Issue 7

Designing the living

La Fabrique du vivant

Words by Silke Bender

Buildings and furniture made from mushroom cultures? Crockery and bottles produced from algae, and cardiovascular systems based on spinach? Welcome to the future! All these ideas may sound like ­science fiction, but in fact they have long reached the experimental stage of research. The recent exhibition La Fabrique du Vivant (Designing the ­Living) at the Centre Pompidou in Paris delivered a status report of the world’s most innovative projects in science, design and architecture; it presented new and ecological materials and biotechnological production processes and placed design firmly at the interface of natural sciences and computer technology. In our digital age, design is increasingly found in interaction with natural sciences, blurring the boundaries of the former dichotomy between natural and artificial. This gives rise to the question of whether life can be digitally programmed—and, if so, how.

 

 

David Benjamin—Studio Klarenbeek & Dros with
Atelier Luma—XTU Architects—
Natsai Audrey Chieza—Worcester Polytechnic Institute

 

 

 

David Benjamin: Living Bricks
2019


Construction based on mushrooms and plant waste: on his search for new, ecological and climate-neutral construction materials, Benjamin—New York-based architect, professor at Columbia University GSAPP of New York and founder of The Living architects’ studio—developed bricks from mushroom mycelium cultures and chopped-up corn stalks. The 10-strong team at the startup ­comprises biologists, architects, artists and IT ­specialists working hand in hand.

 

The archway which Benjamin built for the exhibition from his Living Bricks is the tangible result of a long-standing multidisciplinary research project. The bricks are composed of organically grown organisms; to make them, agricultural waste products are shredded and compressed, and the resulting biomass laced with living mushroom mycelia and packed into a wooden shell. A natural process then welds the bricks together to form a stable architectural structure.

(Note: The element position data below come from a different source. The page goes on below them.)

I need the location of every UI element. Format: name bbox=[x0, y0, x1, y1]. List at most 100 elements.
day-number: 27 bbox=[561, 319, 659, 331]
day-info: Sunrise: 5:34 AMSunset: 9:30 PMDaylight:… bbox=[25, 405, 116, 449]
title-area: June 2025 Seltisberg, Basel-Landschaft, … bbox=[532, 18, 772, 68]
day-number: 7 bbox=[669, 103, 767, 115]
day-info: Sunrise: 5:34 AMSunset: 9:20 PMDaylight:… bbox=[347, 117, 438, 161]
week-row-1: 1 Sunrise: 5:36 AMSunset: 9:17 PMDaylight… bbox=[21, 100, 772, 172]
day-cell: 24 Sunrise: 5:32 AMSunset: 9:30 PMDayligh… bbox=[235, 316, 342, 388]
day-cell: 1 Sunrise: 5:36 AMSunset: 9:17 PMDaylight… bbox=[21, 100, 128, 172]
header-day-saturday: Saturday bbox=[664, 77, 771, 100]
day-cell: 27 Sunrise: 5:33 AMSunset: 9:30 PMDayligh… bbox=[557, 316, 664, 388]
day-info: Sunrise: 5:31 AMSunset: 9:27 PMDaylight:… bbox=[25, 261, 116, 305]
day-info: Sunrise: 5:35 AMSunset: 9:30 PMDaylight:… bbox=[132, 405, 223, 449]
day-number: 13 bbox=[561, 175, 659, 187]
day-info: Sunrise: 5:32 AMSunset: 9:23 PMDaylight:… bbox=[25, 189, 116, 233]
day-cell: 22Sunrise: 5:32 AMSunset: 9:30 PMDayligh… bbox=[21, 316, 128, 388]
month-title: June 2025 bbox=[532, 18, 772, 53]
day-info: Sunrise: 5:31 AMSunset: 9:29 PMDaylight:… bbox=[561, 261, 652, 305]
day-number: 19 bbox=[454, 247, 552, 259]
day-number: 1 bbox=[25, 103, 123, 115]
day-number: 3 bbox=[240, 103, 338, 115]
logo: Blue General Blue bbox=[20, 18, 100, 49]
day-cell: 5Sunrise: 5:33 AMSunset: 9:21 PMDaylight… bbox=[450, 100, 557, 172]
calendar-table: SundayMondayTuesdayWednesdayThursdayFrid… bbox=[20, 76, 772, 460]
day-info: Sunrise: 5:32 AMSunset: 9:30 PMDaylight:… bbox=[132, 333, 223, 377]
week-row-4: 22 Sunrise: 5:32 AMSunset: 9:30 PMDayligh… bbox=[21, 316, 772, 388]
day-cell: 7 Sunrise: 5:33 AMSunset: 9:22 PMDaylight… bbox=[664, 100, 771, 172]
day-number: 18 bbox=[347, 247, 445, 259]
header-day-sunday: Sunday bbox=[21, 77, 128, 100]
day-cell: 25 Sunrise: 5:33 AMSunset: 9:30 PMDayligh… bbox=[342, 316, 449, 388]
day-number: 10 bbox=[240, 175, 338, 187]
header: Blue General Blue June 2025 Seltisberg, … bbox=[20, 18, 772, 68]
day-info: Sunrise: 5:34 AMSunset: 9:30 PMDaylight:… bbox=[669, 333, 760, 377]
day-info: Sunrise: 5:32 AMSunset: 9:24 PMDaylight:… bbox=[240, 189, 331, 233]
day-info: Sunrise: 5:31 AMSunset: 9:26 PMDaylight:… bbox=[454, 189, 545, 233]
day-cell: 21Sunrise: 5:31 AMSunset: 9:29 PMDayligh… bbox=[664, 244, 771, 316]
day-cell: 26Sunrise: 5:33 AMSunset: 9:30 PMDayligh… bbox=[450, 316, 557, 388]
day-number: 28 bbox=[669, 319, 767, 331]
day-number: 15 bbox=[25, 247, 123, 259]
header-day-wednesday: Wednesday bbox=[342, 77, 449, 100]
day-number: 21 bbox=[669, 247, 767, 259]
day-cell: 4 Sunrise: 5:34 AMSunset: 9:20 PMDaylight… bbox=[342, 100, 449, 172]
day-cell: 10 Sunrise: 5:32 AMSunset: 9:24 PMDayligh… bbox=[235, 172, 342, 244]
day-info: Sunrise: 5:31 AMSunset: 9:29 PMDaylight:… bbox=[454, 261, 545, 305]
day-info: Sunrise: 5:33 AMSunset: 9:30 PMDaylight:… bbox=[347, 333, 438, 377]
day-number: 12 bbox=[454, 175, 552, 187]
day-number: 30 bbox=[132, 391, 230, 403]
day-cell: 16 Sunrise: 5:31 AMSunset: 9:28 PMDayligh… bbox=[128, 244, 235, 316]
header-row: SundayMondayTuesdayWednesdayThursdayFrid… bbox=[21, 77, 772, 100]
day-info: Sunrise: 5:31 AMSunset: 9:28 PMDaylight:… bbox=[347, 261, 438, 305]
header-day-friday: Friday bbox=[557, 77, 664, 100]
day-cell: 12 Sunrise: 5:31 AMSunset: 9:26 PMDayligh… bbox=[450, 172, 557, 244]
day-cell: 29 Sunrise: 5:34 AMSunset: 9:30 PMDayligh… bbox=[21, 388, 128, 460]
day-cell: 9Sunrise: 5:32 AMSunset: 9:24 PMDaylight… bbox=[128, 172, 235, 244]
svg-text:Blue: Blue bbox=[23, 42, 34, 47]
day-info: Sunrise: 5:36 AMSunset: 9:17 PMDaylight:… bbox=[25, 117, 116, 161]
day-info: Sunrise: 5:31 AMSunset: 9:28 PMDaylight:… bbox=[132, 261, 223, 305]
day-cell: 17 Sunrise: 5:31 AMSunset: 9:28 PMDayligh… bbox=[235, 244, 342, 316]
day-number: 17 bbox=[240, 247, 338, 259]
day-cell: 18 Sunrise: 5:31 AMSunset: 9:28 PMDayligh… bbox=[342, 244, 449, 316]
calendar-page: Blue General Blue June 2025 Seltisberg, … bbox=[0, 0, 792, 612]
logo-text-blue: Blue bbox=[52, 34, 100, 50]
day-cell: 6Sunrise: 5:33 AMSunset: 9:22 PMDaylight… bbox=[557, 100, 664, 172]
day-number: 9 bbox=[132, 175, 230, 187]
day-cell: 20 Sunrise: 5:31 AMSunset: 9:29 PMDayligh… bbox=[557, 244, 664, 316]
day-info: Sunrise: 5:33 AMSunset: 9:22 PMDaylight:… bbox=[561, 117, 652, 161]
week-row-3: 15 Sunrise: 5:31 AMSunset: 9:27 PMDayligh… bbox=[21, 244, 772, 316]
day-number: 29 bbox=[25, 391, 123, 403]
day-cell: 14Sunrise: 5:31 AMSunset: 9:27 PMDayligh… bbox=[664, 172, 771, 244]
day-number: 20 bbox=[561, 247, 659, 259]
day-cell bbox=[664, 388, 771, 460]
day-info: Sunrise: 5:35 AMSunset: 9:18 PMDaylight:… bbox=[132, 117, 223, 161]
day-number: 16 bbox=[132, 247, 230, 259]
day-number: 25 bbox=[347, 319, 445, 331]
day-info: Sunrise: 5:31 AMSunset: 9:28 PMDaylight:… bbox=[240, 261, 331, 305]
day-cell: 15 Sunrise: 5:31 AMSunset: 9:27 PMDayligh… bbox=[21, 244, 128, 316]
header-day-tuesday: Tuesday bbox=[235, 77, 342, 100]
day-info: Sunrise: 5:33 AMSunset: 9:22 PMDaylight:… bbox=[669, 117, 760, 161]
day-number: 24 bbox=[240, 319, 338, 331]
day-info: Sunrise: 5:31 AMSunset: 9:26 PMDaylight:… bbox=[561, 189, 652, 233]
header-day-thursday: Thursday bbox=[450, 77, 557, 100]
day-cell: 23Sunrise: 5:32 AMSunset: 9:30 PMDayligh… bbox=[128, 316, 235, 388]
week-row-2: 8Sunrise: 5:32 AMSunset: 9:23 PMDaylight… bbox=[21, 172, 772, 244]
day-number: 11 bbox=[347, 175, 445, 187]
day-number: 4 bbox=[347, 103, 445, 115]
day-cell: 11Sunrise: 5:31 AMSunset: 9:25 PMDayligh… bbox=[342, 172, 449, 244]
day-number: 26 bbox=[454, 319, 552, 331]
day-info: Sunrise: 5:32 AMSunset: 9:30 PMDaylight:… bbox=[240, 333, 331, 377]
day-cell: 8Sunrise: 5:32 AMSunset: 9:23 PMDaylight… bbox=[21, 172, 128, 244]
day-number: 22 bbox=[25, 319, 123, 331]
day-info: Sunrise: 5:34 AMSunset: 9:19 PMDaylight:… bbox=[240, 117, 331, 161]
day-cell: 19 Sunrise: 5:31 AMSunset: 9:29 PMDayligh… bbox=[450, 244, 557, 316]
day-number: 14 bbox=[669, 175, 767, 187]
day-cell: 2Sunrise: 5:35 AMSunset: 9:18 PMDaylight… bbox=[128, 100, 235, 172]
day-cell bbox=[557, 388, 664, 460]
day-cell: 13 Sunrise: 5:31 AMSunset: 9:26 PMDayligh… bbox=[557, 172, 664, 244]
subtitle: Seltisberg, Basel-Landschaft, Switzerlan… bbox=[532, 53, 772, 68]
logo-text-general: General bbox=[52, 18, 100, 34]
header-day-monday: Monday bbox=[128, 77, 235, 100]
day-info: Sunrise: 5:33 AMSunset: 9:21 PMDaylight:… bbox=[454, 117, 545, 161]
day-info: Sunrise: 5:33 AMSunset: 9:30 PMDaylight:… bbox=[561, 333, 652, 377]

This growth and self-assembly process ceases when the supply of water to the mycelium stops. In 2014, the project presented the Hy-Fi ­Tower at the MoMA PS1 museum in Queens, New York; when the exhibition closed the 13-­metre three-cylinder structure, open to the sky, was simply shredded and used as compost by the New York City Department of Parks and ­Re­creation.

 

Right at the start of my studies, I had the idea of expanding the way architecture is defined, Benjamin told US publication Architect Maga­zine. Over time, my original aim of developing an interactive and reactive approach to architecture connected with my interest in seeing architecture through the eyes of bio­logy and taking living organisms as our models. Perhaps buildings are more than just motionless structures; perhaps they can also be dynamic systems.